Joe had a different theory about when to terminate people and thought it was best to do it on a Friday evening.  He thought it would give those fired time to come up with a satisfactory story to explain to their family members when they did not leave for the office the following Monday.  One Friday, he called to chat and said he was going to fire a corporate officer who was not carrying his weight.  Early the following Saturday morning he called me at home and asked had I told anyone about him having “lost confidence in the guy” and I said “no.” He was relieved as the guy died that evening from a heart attack without having told his wife. 

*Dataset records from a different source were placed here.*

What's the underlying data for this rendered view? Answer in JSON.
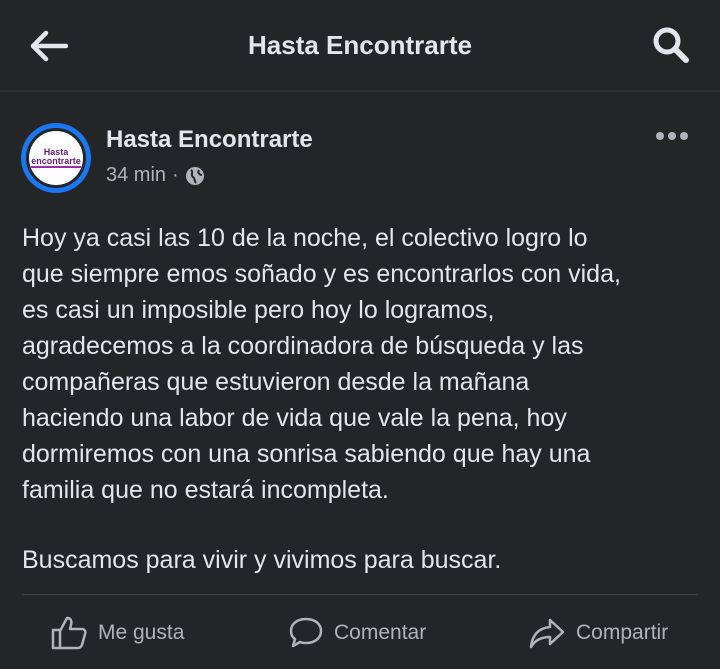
{
  "header": {
    "title": "Hasta Encontrarte",
    "back_icon": "arrow-left-icon",
    "search_icon": "search-icon"
  },
  "post": {
    "author": "Hasta Encontrarte",
    "avatar": {
      "line1": "Hasta",
      "line2": "encontrarte"
    },
    "time": "34 min",
    "separator": "·",
    "privacy_icon": "globe-icon",
    "more_icon": "more-horizontal-icon",
    "body": "Hoy ya casi las 10 de la noche, el colectivo logro lo\nque siempre emos soñado y es encontrarlos con vida,\nes casi un imposible pero hoy lo logramos,\nagradecemos a la coordinadora de búsqueda y las\ncompañeras que estuvieron desde la mañana\nhaciendo una labor de vida que vale la pena, hoy\ndormiremos con una sonrisa sabiendo que hay una\nfamilia que no estará incompleta.",
    "tagline": "Buscamos para vivir y vivimos para buscar."
  },
  "actions": {
    "like": "Me gusta",
    "comment": "Comentar",
    "share": "Compartir"
  },
  "colors": {
    "background": "#18191a",
    "surface": "#242526",
    "text_primary": "#e4e6eb",
    "text_secondary": "#b0b3b8",
    "avatar_ring": "#1877f2"
  }
}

In early 1981, things began to unravel at Superior. Fred Ackman from Exxon was brought in as Chief Operating Officer to begin the transition for Howard to retire as Chairman and Joe Reid to succeed him. Ackman did not meld with any of us who had run our functions with great apparent success. Moreover, it is not surprising in such heady industry times that most of us, who had made the leap from the comfortable future retirement paths of major oil companies to a more free-wheeling environment, sought to move along and have our own shows. 

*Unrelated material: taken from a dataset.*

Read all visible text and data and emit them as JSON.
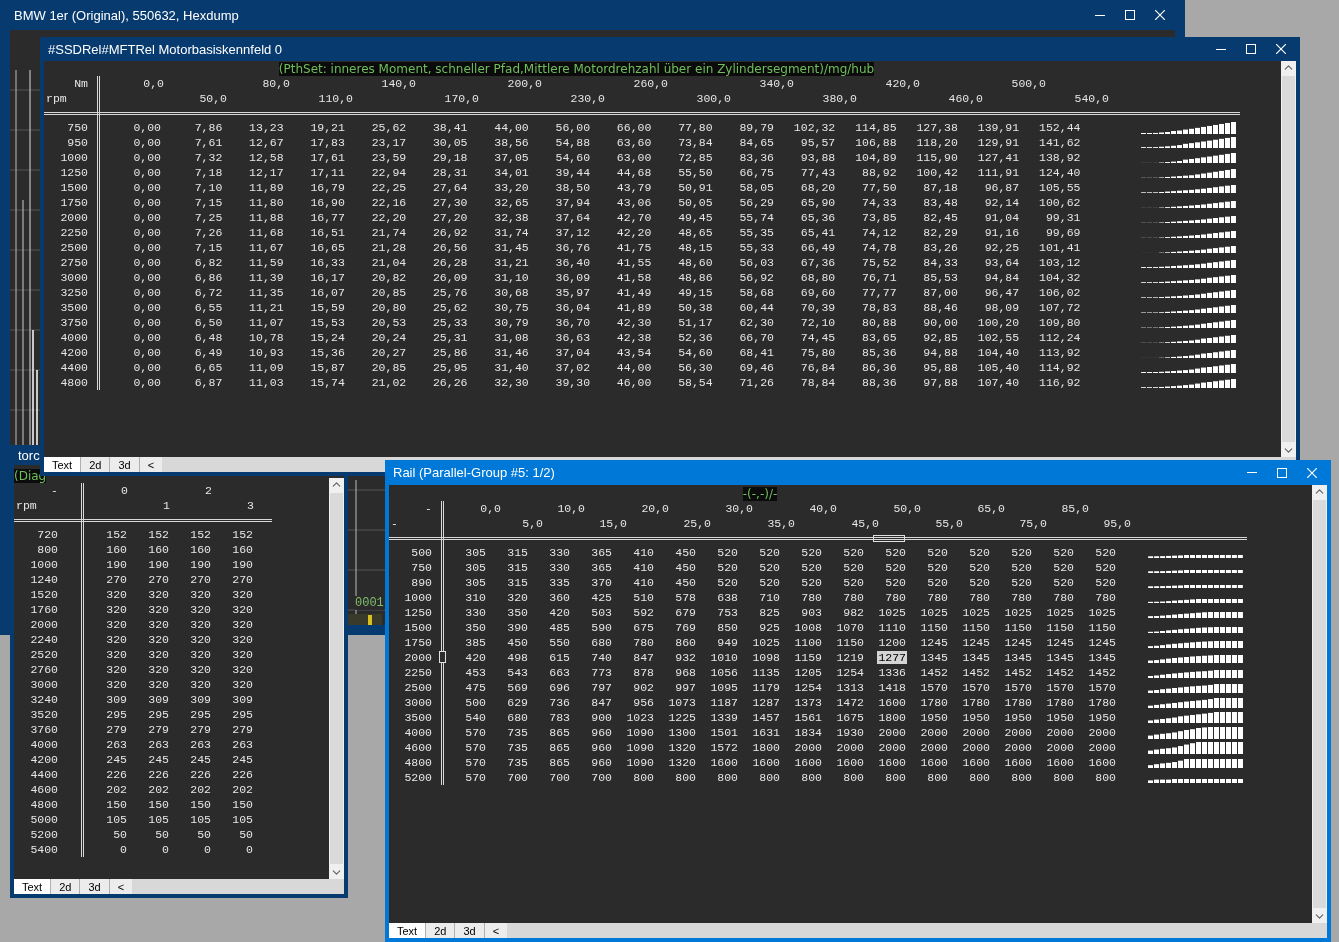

We basically went off and formed two separate new independent oil and gas companies. Ultimately, Howard placed the blame on our departures on Joe and forced him out.  However, Fred Ackman was the catalyst whereas Joe had been the organizational glue that kept us together. Moreover, opportunities for startup oil companies were too appealing and there was plenty of investment capital to support us. When I resigned, I told Joe first and he said you came here as a friend and will always be a friend. Joe told Ackman who then chewed me out. The Superior evolution could have been followed in news media headlines from success to chaos.  In May 1981, Forbes published an article entitled Packaging Superior for the Public whereas in November 1981 the Forbes headline was Bring Your Own Management and highlighted the corporate officer departures with photographs and a “red x” as shown below. 

In May 1983, the Fortune headline was Brawl In The Family At Superior Oil which outlined the efforts led by Howard’s sister, Wilametta Keck Day, to wrest shareholder control away from Howard and sell Superior. Various proxy resolution battles and attempts in aligning family estate and foundations were launched by Wilametta, shown below, in front of the painting of her father, William Keck, who started the company in 1921. The common statement about the Kecks was they were not a family but just a group of people that shared a common heritage and last name. One year later Mobil acquired Superior for $5.7 billion. By that point in time, none of the Mobil management that was lost to Superior in the past remained.

Joe Reid is shown below with his wife, Kim, who actually worked for me at Superior. Most importantly she made my mentor very happy as you can tell from that smile on his face. Joe passed away at age ninety though he lives in my memory and that of LSU fans as an ardent supporter.  Joe, I will have a cigarette ready to offer you in the next life.